Гай Луцилий (180, 168 или 148 до н. э. – 103 до н. э.) [2] был самым ранним римским сатириком , от сочинений которого сохранились только фрагменты. Римский гражданин всаднического сословия, он родился в Суессе Аурунка в Кампании и был членом Сципионовского кружка .
Даты, указанные Иеронимом для рождения и смерти Луцилия, — 148 г. до н. э. и 103 г. до н. э. Но невозможно согласовать первую из этих дат с другими зафиксированными фактами о нем, и дата, указанная Иеронимом, должна быть ошибкой, поскольку истинная дата — около 180 г. до н. э. [3] Его сестрой была Луцилия, мать римского политика Секста Помпея и бабушка по отцовской линии римского триумвира Помпея . [ требуется ссылка ]
По словам Веллея Патеркула , он служил под началом Сципиона Эмилиана при осаде Нуманции в 134 г. до н. э. Гораций отмечает, что он жил в самых близких дружеских отношениях со Сципионом и Лелием (Satire ii.1), и что он восхвалял подвиги и добродетели первого в своих сатирах. [3]
Фрагменты тех книг его сатир, которые, по-видимому, были впервые даны миру (XXVI–XXIX), ясно указывают на то, что они были написаны при жизни Сципиона. Некоторые из них представляют нам поэта либо переписывающимся, либо вовлеченным в спорную беседу со своим великим другом. 621 Маркс, « Percrepa pugnam Popilli, facta Corneli cane » («Кричи о битве Попилия и воспевай подвиги Корнелия»), в котором поражение Марка Попилия Лаэна в 138 г. до н. э. противопоставляется последующему успеху Сципиона, несет на себе печать написания, когда известие о взятии Нуманции было еще свежим. [3]
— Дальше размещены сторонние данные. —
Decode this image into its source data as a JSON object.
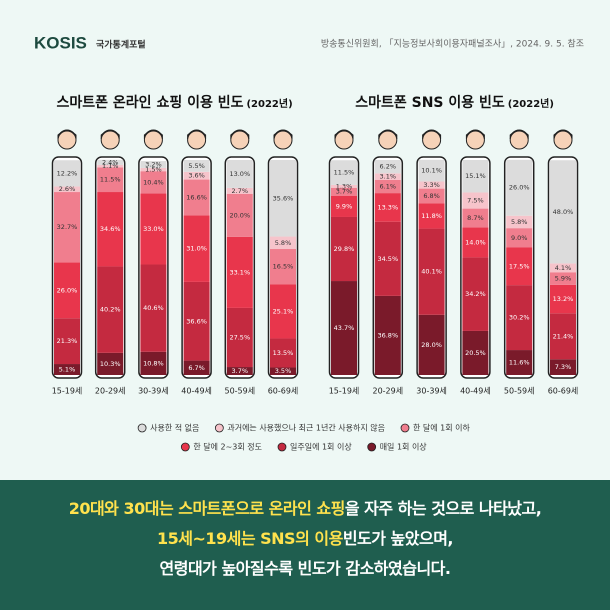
{
  "header": {
    "logo": "KOSIS",
    "logo_sub": "국가통계포털",
    "source": "방송통신위원회, 「지능정보사회이용자패널조사」, 2024. 9. 5. 참조"
  },
  "chart_data": [
    {
      "type": "stacked-bar",
      "title": "스마트폰 온라인 쇼핑 이용 빈도",
      "subtitle": "(2022년)",
      "ylim": [
        0,
        100
      ],
      "categories": [
        "15-19세",
        "20-29세",
        "30-39세",
        "40-49세",
        "50-59세",
        "60-69세"
      ],
      "series": [
        {
          "name": "매일 1회 이상",
          "color": "#7a1a2a",
          "values": [
            5.1,
            10.3,
            10.8,
            6.7,
            3.7,
            3.5
          ],
          "value_labels": [
            "5.1%",
            "10.3%",
            "10.8%",
            "6.7%",
            "3.7%",
            "3.5%"
          ]
        },
        {
          "name": "일주일에 1회 이상",
          "color": "#c42a40",
          "values": [
            21.3,
            40.2,
            40.6,
            36.6,
            27.5,
            13.5
          ],
          "value_labels": [
            "21.3%",
            "40.2%",
            "40.6%",
            "36.6%",
            "27.5%",
            "13.5%"
          ]
        },
        {
          "name": "한 달에 2~3회 정도",
          "color": "#e8364c",
          "values": [
            26.0,
            34.6,
            33.0,
            31.0,
            33.1,
            25.1
          ],
          "value_labels": [
            "26.0%",
            "34.6%",
            "33.0%",
            "31.0%",
            "33.1%",
            "25.1%"
          ]
        },
        {
          "name": "한 달에 1회 이하",
          "color": "#f07e8e",
          "values": [
            32.7,
            11.5,
            10.4,
            16.6,
            20.0,
            16.5
          ],
          "value_labels": [
            "32.7%",
            "11.5%",
            "10.4%",
            "16.6%",
            "20.0%",
            "16.5%"
          ]
        },
        {
          "name": "과거에는 사용했으나 최근 1년간 사용하지 않음",
          "color": "#f6c4cb",
          "values": [
            2.6,
            1.1,
            1.5,
            3.6,
            2.7,
            5.8
          ],
          "value_labels": [
            "2.6%",
            "1.1%",
            "1.5%",
            "3.6%",
            "2.7%",
            "5.8%"
          ]
        },
        {
          "name": "사용한 적 없음",
          "color": "#dcdcdc",
          "values": [
            12.2,
            2.4,
            3.2,
            5.5,
            13.0,
            35.6
          ],
          "value_labels": [
            "12.2%",
            "2.4%",
            "3.2%",
            "5.5%",
            "13.0%",
            "35.6%"
          ]
        }
      ]
    },
    {
      "type": "stacked-bar",
      "title": "스마트폰 SNS 이용 빈도",
      "subtitle": "(2022년)",
      "ylim": [
        0,
        100
      ],
      "categories": [
        "15-19세",
        "20-29세",
        "30-39세",
        "40-49세",
        "50-59세",
        "60-69세"
      ],
      "series": [
        {
          "color": "#7a1a2a",
          "values": [
            43.7,
            36.8,
            28.0,
            20.5,
            11.6,
            7.3
          ],
          "value_labels": [
            "43.7%",
            "36.8%",
            "28.0%",
            "20.5%",
            "11.6%",
            "7.3%"
          ]
        },
        {
          "color": "#c42a40",
          "values": [
            29.8,
            34.5,
            40.1,
            34.2,
            30.2,
            21.4
          ],
          "value_labels": [
            "29.8%",
            "34.5%",
            "40.1%",
            "34.2%",
            "30.2%",
            "21.4%"
          ]
        },
        {
          "color": "#e8364c",
          "values": [
            9.9,
            13.3,
            11.8,
            14.0,
            17.5,
            13.2
          ],
          "value_labels": [
            "9.9%",
            "13.3%",
            "11.8%",
            "14.0%",
            "17.5%",
            "13.2%"
          ]
        },
        {
          "color": "#f07e8e",
          "values": [
            3.7,
            6.1,
            6.8,
            8.7,
            9.0,
            5.9
          ],
          "value_labels": [
            "3.7%",
            "6.1%",
            "6.8%",
            "8.7%",
            "9.0%",
            "5.9%"
          ]
        },
        {
          "color": "#f6c4cb",
          "values": [
            1.3,
            3.1,
            3.3,
            7.5,
            5.8,
            4.1
          ],
          "value_labels": [
            "1.3%",
            "3.1%",
            "3.3%",
            "7.5%",
            "5.8%",
            "4.1%"
          ]
        },
        {
          "color": "#dcdcdc",
          "values": [
            11.5,
            6.2,
            10.1,
            15.1,
            26.0,
            48.0
          ],
          "value_labels": [
            "11.5%",
            "6.2%",
            "10.1%",
            "15.1%",
            "26.0%",
            "48.0%"
          ]
        }
      ]
    }
  ],
  "footer": {
    "lines": [
      [
        {
          "text": "20대와 30대는 스마트폰으로 온라인 쇼핑",
          "highlight": true
        },
        {
          "text": "을 자주 하는 것으로 나타났고,",
          "highlight": false
        }
      ],
      [
        {
          "text": "15세~19세는 SNS의 이용",
          "highlight": true
        },
        {
          "text": "빈도가 높았으며,",
          "highlight": false
        }
      ],
      [
        {
          "text": "연령대가 높아질수록 빈도가 감소하였습니다.",
          "highlight": false
        }
      ]
    ]
  }
}
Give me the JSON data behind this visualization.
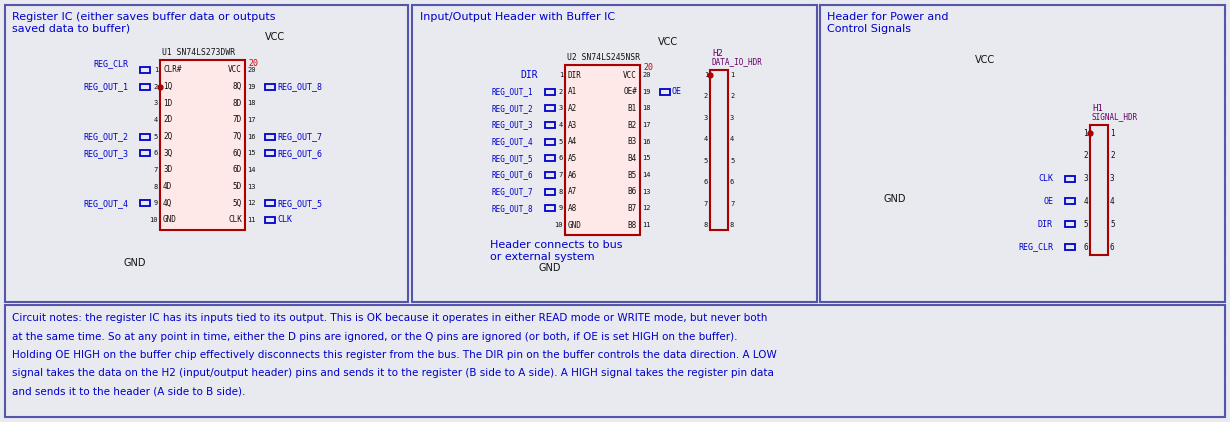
{
  "bg_color": "#e8eaf0",
  "grid_color": "#c0c4d4",
  "border_color": "#5555aa",
  "wire_color": "#007700",
  "chip_border_color": "#aa0000",
  "chip_fill_color": "#ffe8e8",
  "pin_color": "#0000cc",
  "text_blue": "#0000cc",
  "text_red": "#cc0000",
  "text_black": "#111111",
  "text_purple": "#660066",
  "panel1_title": "Register IC (either saves buffer data or outputs\nsaved data to buffer)",
  "panel2_title": "Input/Output Header with Buffer IC",
  "panel3_title": "Header for Power and\nControl Signals",
  "bottom_text_lines": [
    "Circuit notes: the register IC has its inputs tied to its output. This is OK because it operates in either READ mode or WRITE mode, but never both",
    "at the same time. So at any point in time, either the D pins are ignored, or the Q pins are ignored (or both, if OE is set HIGH on the buffer).",
    "Holding OE HIGH on the buffer chip effectively disconnects this register from the bus. The DIR pin on the buffer controls the data direction. A LOW",
    "signal takes the data on the H2 (input/output header) pins and sends it to the register (B side to A side). A HIGH signal takes the register pin data",
    "and sends it to the header (A side to B side)."
  ]
}
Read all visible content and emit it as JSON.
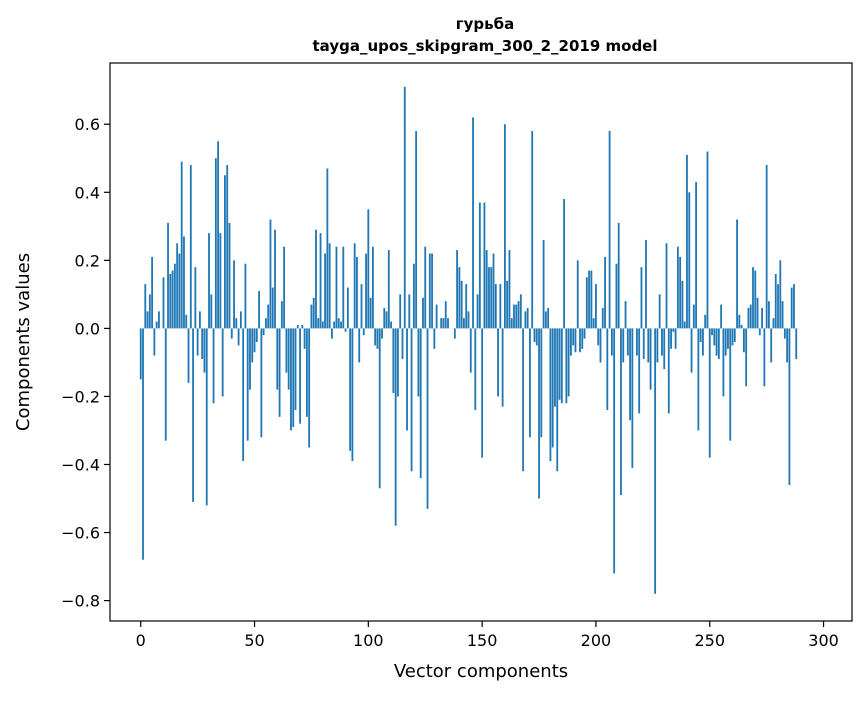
{
  "chart_data": {
    "type": "bar",
    "title": "гурьба",
    "subtitle": "tayga_upos_skipgram_300_2_2019 model",
    "xlabel": "Vector components",
    "ylabel": "Components values",
    "xlim": [
      -13.5,
      312.5
    ],
    "ylim": [
      -0.86,
      0.78
    ],
    "xticks": [
      0,
      50,
      100,
      150,
      200,
      250,
      300
    ],
    "xtick_labels": [
      "0",
      "50",
      "100",
      "150",
      "200",
      "250",
      "300"
    ],
    "yticks": [
      -0.8,
      -0.6,
      -0.4,
      -0.2,
      0.0,
      0.2,
      0.4,
      0.6
    ],
    "ytick_labels": [
      "−0.8",
      "−0.6",
      "−0.4",
      "−0.2",
      "0.0",
      "0.2",
      "0.4",
      "0.6"
    ],
    "grid": false,
    "bar_color": "#1f77b4",
    "values": [
      -0.15,
      -0.68,
      0.13,
      0.05,
      0.1,
      0.21,
      -0.08,
      0.02,
      0.05,
      0.0,
      0.15,
      -0.33,
      0.31,
      0.16,
      0.17,
      0.19,
      0.25,
      0.22,
      0.49,
      0.27,
      0.04,
      -0.16,
      0.48,
      -0.51,
      0.18,
      -0.08,
      0.05,
      -0.09,
      -0.13,
      -0.52,
      0.28,
      0.1,
      -0.22,
      0.5,
      0.55,
      0.28,
      -0.2,
      0.45,
      0.48,
      0.31,
      -0.03,
      0.2,
      0.03,
      -0.05,
      0.05,
      -0.39,
      0.19,
      -0.33,
      -0.18,
      -0.1,
      -0.07,
      -0.04,
      0.11,
      -0.32,
      -0.02,
      0.03,
      0.07,
      0.32,
      0.12,
      0.29,
      -0.18,
      -0.26,
      0.08,
      0.24,
      -0.13,
      -0.18,
      -0.3,
      -0.29,
      -0.24,
      0.01,
      -0.28,
      0.01,
      -0.06,
      -0.26,
      -0.35,
      0.07,
      0.09,
      0.29,
      0.03,
      0.28,
      0.02,
      0.22,
      0.47,
      0.25,
      -0.03,
      0.02,
      0.24,
      0.03,
      0.02,
      0.24,
      -0.01,
      0.12,
      -0.36,
      -0.39,
      0.25,
      0.21,
      -0.1,
      0.13,
      -0.02,
      0.22,
      0.35,
      0.09,
      0.24,
      -0.05,
      -0.06,
      -0.47,
      -0.03,
      0.06,
      0.05,
      0.23,
      0.02,
      -0.19,
      -0.58,
      -0.2,
      0.1,
      -0.09,
      0.71,
      -0.3,
      0.1,
      -0.42,
      0.19,
      0.58,
      -0.2,
      -0.44,
      0.09,
      0.24,
      -0.53,
      0.22,
      0.22,
      -0.06,
      0.07,
      0.0,
      0.03,
      0.03,
      0.08,
      0.03,
      0.0,
      0.0,
      -0.03,
      0.23,
      0.18,
      0.14,
      0.03,
      0.13,
      0.05,
      -0.13,
      0.62,
      -0.24,
      0.1,
      0.37,
      -0.38,
      0.37,
      0.23,
      0.18,
      0.18,
      0.22,
      0.13,
      -0.2,
      0.13,
      -0.23,
      0.6,
      0.14,
      0.23,
      0.03,
      0.07,
      0.07,
      0.08,
      0.1,
      -0.42,
      0.05,
      0.06,
      -0.32,
      0.58,
      -0.04,
      -0.05,
      -0.5,
      -0.32,
      0.26,
      0.05,
      0.06,
      -0.39,
      -0.35,
      -0.23,
      -0.42,
      -0.21,
      -0.22,
      0.38,
      -0.22,
      -0.2,
      -0.08,
      -0.05,
      -0.07,
      0.2,
      -0.07,
      -0.06,
      -0.03,
      0.15,
      0.17,
      0.17,
      0.03,
      0.13,
      -0.05,
      -0.1,
      0.06,
      0.21,
      -0.24,
      0.58,
      -0.08,
      -0.72,
      0.19,
      0.31,
      -0.49,
      -0.1,
      0.08,
      -0.08,
      -0.27,
      -0.41,
      0.0,
      -0.08,
      -0.25,
      0.18,
      -0.09,
      0.26,
      -0.1,
      -0.18,
      0.0,
      -0.78,
      -0.1,
      0.1,
      -0.08,
      -0.12,
      0.25,
      -0.25,
      -0.06,
      -0.01,
      -0.06,
      0.24,
      0.21,
      0.14,
      0.02,
      0.51,
      0.4,
      -0.13,
      0.07,
      0.43,
      -0.3,
      -0.04,
      -0.08,
      0.04,
      0.52,
      -0.38,
      -0.02,
      -0.05,
      -0.08,
      -0.09,
      0.07,
      -0.2,
      -0.08,
      -0.06,
      -0.33,
      -0.05,
      -0.04,
      0.32,
      0.04,
      0.01,
      -0.07,
      -0.17,
      0.06,
      0.07,
      0.18,
      0.17,
      0.09,
      -0.02,
      0.06,
      -0.17,
      0.48,
      0.08,
      -0.1,
      0.03,
      0.16,
      0.13,
      0.2,
      0.08,
      -0.03,
      -0.1,
      -0.46,
      0.12,
      0.13,
      -0.09,
      0.0
    ]
  }
}
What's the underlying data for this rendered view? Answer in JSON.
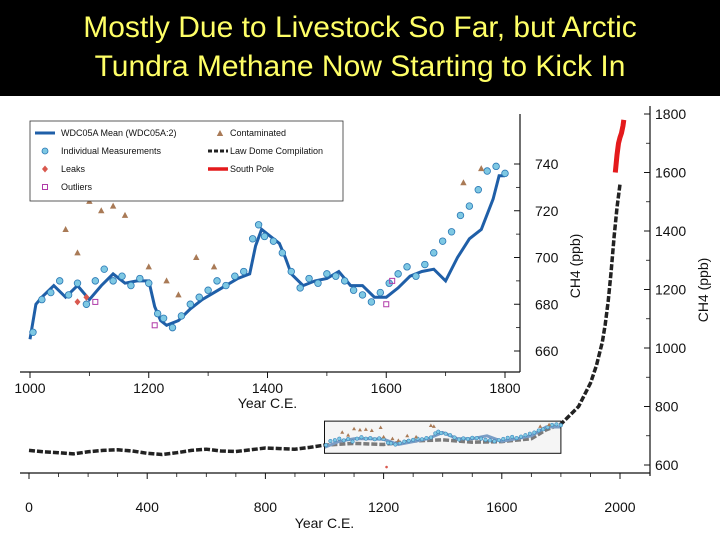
{
  "slide": {
    "title": "Mostly Due to Livestock So Far, but Arctic\nTundra Methane Now Starting to Kick In"
  },
  "colors": {
    "title_text": "#ffff66",
    "header_bg": "#000000",
    "wdc_mean": "#1f5fa8",
    "measurements": "#7ec8e3",
    "measurements_edge": "#2a78b5",
    "leaks": "#d9584e",
    "outliers": "#b03aa8",
    "contaminated": "#a97a56",
    "law_dome": "#222222",
    "south_pole": "#e41a1c"
  },
  "chart_data": [
    {
      "type": "line",
      "panel": "main",
      "xlabel": "Year C.E.",
      "y_left_label": "",
      "y_right_label": "CH4 (ppb)",
      "x_ticks": [
        0,
        400,
        800,
        1200,
        1600,
        2000
      ],
      "y_ticks": [
        600,
        800,
        1000,
        1200,
        1400,
        1600,
        1800
      ],
      "xlim": [
        0,
        2020
      ],
      "ylim": [
        600,
        1840
      ],
      "series": [
        {
          "name": "Law Dome Compilation",
          "x": [
            0,
            50,
            100,
            150,
            200,
            250,
            300,
            350,
            400,
            450,
            500,
            550,
            600,
            650,
            700,
            750,
            800,
            850,
            900,
            950,
            1000,
            1100,
            1200,
            1300,
            1400,
            1500,
            1600,
            1700,
            1750,
            1800,
            1830,
            1860,
            1880,
            1900,
            1920,
            1940,
            1950,
            1960,
            1970,
            1980,
            1990,
            2000
          ],
          "y": [
            650,
            645,
            642,
            638,
            645,
            650,
            652,
            648,
            640,
            636,
            642,
            650,
            654,
            648,
            646,
            652,
            658,
            656,
            654,
            660,
            668,
            674,
            670,
            682,
            686,
            678,
            680,
            690,
            720,
            740,
            770,
            800,
            840,
            880,
            940,
            1020,
            1080,
            1160,
            1260,
            1380,
            1480,
            1560
          ]
        },
        {
          "name": "South Pole",
          "x": [
            1984,
            1990,
            1995,
            2000,
            2005,
            2010,
            2013
          ],
          "y": [
            1600,
            1660,
            1700,
            1720,
            1735,
            1760,
            1780
          ]
        },
        {
          "name": "WDC05A Mean (WDC05A:2)",
          "x": [
            1000,
            1050,
            1100,
            1150,
            1200,
            1250,
            1300,
            1350,
            1400,
            1450,
            1500,
            1550,
            1600,
            1650,
            1700,
            1750,
            1800
          ],
          "y": [
            660,
            681,
            690,
            690,
            688,
            670,
            680,
            690,
            711,
            690,
            690,
            700,
            681,
            690,
            700,
            730,
            730
          ]
        }
      ]
    },
    {
      "type": "scatter",
      "panel": "inset",
      "xlabel": "Year C.E.",
      "y_axis_label": "CH4 (ppb)",
      "x_ticks": [
        1000,
        1200,
        1400,
        1600,
        1800
      ],
      "y_ticks": [
        660,
        680,
        700,
        720,
        740
      ],
      "xlim": [
        1000,
        1850
      ],
      "ylim": [
        655,
        745
      ],
      "legend": {
        "placement": "top-left",
        "entries": [
          "WDC05A Mean (WDC05A:2)",
          "Individual Measurements",
          "Leaks",
          "Outliers",
          "Contaminated",
          "Law Dome Compilation",
          "South Pole"
        ]
      },
      "series": [
        {
          "name": "WDC05A Mean (WDC05A:2)",
          "x": [
            1000,
            1010,
            1020,
            1040,
            1060,
            1080,
            1100,
            1120,
            1140,
            1160,
            1180,
            1200,
            1210,
            1220,
            1230,
            1250,
            1270,
            1290,
            1310,
            1330,
            1350,
            1370,
            1380,
            1390,
            1400,
            1420,
            1430,
            1440,
            1460,
            1480,
            1500,
            1520,
            1540,
            1560,
            1580,
            1600,
            1620,
            1640,
            1660,
            1680,
            1700,
            1720,
            1740,
            1760,
            1780,
            1790,
            1800
          ],
          "y": [
            665,
            680,
            683,
            688,
            683,
            688,
            682,
            688,
            693,
            689,
            690,
            690,
            679,
            673,
            671,
            673,
            678,
            682,
            685,
            688,
            691,
            693,
            705,
            712,
            710,
            706,
            700,
            693,
            688,
            690,
            691,
            694,
            688,
            688,
            683,
            683,
            687,
            692,
            694,
            695,
            690,
            700,
            708,
            712,
            725,
            735,
            735
          ]
        },
        {
          "name": "Individual Measurements",
          "x": [
            1005,
            1020,
            1035,
            1050,
            1065,
            1080,
            1095,
            1110,
            1125,
            1140,
            1155,
            1170,
            1185,
            1200,
            1215,
            1225,
            1240,
            1255,
            1270,
            1285,
            1300,
            1315,
            1330,
            1345,
            1360,
            1375,
            1385,
            1395,
            1410,
            1425,
            1440,
            1455,
            1470,
            1485,
            1500,
            1515,
            1530,
            1545,
            1560,
            1575,
            1590,
            1605,
            1620,
            1635,
            1650,
            1665,
            1680,
            1695,
            1710,
            1725,
            1740,
            1755,
            1770,
            1785,
            1800
          ],
          "y": [
            668,
            682,
            685,
            690,
            684,
            689,
            680,
            690,
            695,
            690,
            692,
            688,
            691,
            689,
            676,
            674,
            670,
            675,
            680,
            683,
            686,
            690,
            688,
            692,
            694,
            708,
            714,
            709,
            707,
            702,
            694,
            687,
            691,
            689,
            693,
            692,
            690,
            686,
            684,
            681,
            685,
            689,
            693,
            696,
            692,
            697,
            702,
            707,
            711,
            718,
            722,
            729,
            737,
            739,
            736
          ]
        },
        {
          "name": "Contaminated",
          "x": [
            1060,
            1080,
            1100,
            1120,
            1140,
            1160,
            1190,
            1200,
            1230,
            1250,
            1280,
            1310,
            1360,
            1370,
            1730,
            1760
          ],
          "y": [
            712,
            702,
            724,
            720,
            722,
            718,
            728,
            696,
            690,
            684,
            700,
            696,
            735,
            732,
            732,
            738
          ]
        },
        {
          "name": "Leaks",
          "x": [
            1080,
            1095
          ],
          "y": [
            681,
            683
          ]
        },
        {
          "name": "Outliers",
          "x": [
            1110,
            1210,
            1600,
            1610
          ],
          "y": [
            681,
            671,
            680,
            690
          ]
        }
      ]
    }
  ]
}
В высшей степени невероятно, что Луцилий служил в армии в возрасте четырнадцати лет; еще более невероятно, что он мог быть допущен в близкие отношения Сципиона и Лелия в этом возрасте. Также кажется невозможным, что в возрасте от пятнадцати до девятнадцати лет — т. е. между 133 г. до н. э. и 129 г. до н. э., годом смерти Сципиона — он мог предстать перед миром как автор совершенно нового типа сочинения, которое, чтобы быть хоть сколько-нибудь успешным, требует особенно зрелости суждения и опыта. [3]
Можно далее сказать, что известные слова Горация ( Сатиры , II. 1, 33), в которых он характеризует яркий портрет своей жизни, характера и мыслей, завещанный Луцилием миру, « quo fit ut omnis Votiva pateat veluti descripta tabella Vita senis » («Посредством чего вся жизнь старого (великого) человека может быть изложена как на вотивной табличке»), теряют большую часть своей силы, если только senis не понимать в его обычном смысле, чего нельзя было бы сделать, если бы Луцилий умер в возрасте сорока шести лет. [3]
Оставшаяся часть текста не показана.